18F-APN-1607 Tau Positron Emission Tomography Imaging for Evaluating Disease Progression in Alzheimer's Disease

Xiaojun Xu; Weiwei Ruan; Fang Liu; Yongkang Gai; Qingyao Liu; Ying Su; Zhihou Liang; Xun Sun; Xiaoli Lan

doi:10.3389/fnagi.2021.789054

¹⁸F-APN-1607 Tau Positron Emission Tomography Imaging for Evaluating Disease Progression in Alzheimer's Disease

Front Aging Neurosci. 2022 Feb 10:13:789054. doi: 10.3389/fnagi.2021.789054. eCollection 2021.

Authors

Xiaojun Xu^{1

2}, Weiwei Ruan^{1

2}, Fang Liu^{1

2}, Yongkang Gai^{1

2}, Qingyao Liu^{1

2}, Ying Su³, Zhihou Liang³, Xun Sun^{1

2}, Xiaoli Lan^{1

2}

Affiliations

¹ Department of Nuclear Medicine, Union Hospital, Tongji Medical College, Huazhong University of Science and Technology, Wuhan, China.
² Hubei Province Key Laboratory of Molecular Imaging, Wuhan, China.
³ Department of Neurology, Union Hospital, Tongji Medical College, Huazhong University of Science and Technology, Wuhan, China.

Abstract

Purpose: ¹⁸F-APN-1607 is a novel tau positron emission tomography (PET) tracer characterized with high binding affinity for 3- and 4-repeat tau deposits. The aim was to analyze the spatial distribution of ¹⁸F-APN-1607 PET imaging in Alzheimer's disease (AD) subjects with different stages and to investigate the relationship between the change of tau deposition and overall disease progression.

Methods: We retrospectively analyzed the ¹⁸F-APN-1607 PET imaging of 31 subjects with clinically and imaging defined as AD. According to the Mini-Mental State Examination (MMSE) score, patients were divided into three groups, namely, mild (≥21, n = 7), moderate (10-20, n = 16), and severe (≤9, n = 8). PET imaging was segmented to 70 regions of interest (ROIs) and extracted the standard uptake value (SUV) of each ROI. SUV ratio (SUVR) was calculated from the ratio of SUV in different brain regions to the cerebellar cortex. The regions were defined as positive and negative with unsupervised cluster analysis according to SUVR. The SUVRs of each region were compared among groups with the one-way ANOVA or Kruskal-Wallis H test. Furthermore, the correlations between MMSE score and regional SUVR were calculated with Pearson or Spearman correlation analysis.

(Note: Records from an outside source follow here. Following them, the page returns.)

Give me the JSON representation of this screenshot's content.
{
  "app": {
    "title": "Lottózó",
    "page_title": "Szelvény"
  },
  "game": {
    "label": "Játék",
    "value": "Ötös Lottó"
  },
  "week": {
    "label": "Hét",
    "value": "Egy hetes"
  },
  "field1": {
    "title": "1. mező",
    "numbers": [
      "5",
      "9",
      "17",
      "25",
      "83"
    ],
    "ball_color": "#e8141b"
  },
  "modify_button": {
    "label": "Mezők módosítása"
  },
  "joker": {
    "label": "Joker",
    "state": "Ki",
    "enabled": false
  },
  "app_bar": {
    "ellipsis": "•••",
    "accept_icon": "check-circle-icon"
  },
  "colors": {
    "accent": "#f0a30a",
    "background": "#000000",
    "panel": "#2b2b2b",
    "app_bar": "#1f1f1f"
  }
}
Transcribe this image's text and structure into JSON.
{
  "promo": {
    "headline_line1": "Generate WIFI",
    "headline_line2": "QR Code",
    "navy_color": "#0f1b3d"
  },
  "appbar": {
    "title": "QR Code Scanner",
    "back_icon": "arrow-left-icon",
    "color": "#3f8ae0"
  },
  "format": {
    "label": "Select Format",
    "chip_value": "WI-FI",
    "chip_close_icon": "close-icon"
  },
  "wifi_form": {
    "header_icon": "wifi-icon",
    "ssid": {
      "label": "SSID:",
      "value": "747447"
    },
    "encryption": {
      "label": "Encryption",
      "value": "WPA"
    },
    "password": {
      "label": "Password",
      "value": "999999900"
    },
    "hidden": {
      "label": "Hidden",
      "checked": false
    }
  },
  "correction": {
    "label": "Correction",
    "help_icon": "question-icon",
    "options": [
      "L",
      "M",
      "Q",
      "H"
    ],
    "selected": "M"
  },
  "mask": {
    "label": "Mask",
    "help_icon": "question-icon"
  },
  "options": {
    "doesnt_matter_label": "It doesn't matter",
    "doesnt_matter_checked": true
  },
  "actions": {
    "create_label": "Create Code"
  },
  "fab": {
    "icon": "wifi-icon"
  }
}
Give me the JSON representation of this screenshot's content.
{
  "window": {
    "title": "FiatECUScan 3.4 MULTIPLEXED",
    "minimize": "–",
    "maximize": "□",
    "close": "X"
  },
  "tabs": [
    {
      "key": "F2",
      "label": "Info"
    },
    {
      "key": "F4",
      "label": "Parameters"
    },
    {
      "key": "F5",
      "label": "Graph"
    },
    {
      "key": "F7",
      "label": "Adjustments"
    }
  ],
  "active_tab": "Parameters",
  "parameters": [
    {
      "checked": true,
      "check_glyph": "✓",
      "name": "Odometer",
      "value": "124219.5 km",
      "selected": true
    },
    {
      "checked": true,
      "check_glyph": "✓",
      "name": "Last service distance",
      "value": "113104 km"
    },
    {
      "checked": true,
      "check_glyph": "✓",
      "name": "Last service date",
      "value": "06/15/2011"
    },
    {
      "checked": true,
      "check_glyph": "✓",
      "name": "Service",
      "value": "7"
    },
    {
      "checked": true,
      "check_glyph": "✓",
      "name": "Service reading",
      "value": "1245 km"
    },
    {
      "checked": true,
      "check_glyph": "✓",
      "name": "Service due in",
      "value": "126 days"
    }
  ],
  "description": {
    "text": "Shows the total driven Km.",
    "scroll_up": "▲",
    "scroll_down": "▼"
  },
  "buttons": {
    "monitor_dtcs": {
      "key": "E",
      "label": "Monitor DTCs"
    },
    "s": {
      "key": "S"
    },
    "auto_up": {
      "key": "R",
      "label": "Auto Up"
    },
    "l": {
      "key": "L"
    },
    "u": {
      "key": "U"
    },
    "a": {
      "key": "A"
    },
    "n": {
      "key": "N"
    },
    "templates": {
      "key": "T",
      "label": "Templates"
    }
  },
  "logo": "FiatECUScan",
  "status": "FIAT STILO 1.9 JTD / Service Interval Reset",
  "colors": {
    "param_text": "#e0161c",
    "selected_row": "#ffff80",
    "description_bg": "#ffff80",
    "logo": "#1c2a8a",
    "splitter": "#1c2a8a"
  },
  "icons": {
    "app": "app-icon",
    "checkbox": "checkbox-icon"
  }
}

Results: There were no significant differences among groups in gender (χ² = 3.814, P = 0.161), age of onset (P = 0.170), age (P = 0.109), and education level (P = 0.065). With the disease progression, the ¹⁸F-APN-1607 PET imaging showed the spread of tau deposition from the hippocampus, posterior cingulate gyrus (PCG), and lateral temporal cortex (LTC) to the parietal and occipital lobes, and finally to the frontal lobe. Between the mild and moderate groups, the main brain areas with significant differences in ¹⁸F-APN-1607 uptake were supplementary motor area (SMA), cuneus, precuneus, occipital lobule, paracentral lobule, right angular gyrus, and parietal, which could be used for early disease progression assessment (P < 0.05). There were significant differences in the frontal lobe, right temporal lobe, and fusiform gyrus between the moderate and severe groups, which might be suitable for the late-stage disease progression assessment (P < 0.05).

Conclusion: ¹⁸F-APN-1607 PET may serve as an effective imaging marker for visualizing the change pattern of tau protein deposition in AD patients, and its uptake level in certain brain regions is closely related to the severity of cognitive impairment. These indicate the potential of ¹⁸F-APN-1607 PET for the in vivo evaluation of the progression of AD.

Keywords: 18F-APN-1607; Alzheimer’s disease; positron emission tomography; progression; tau.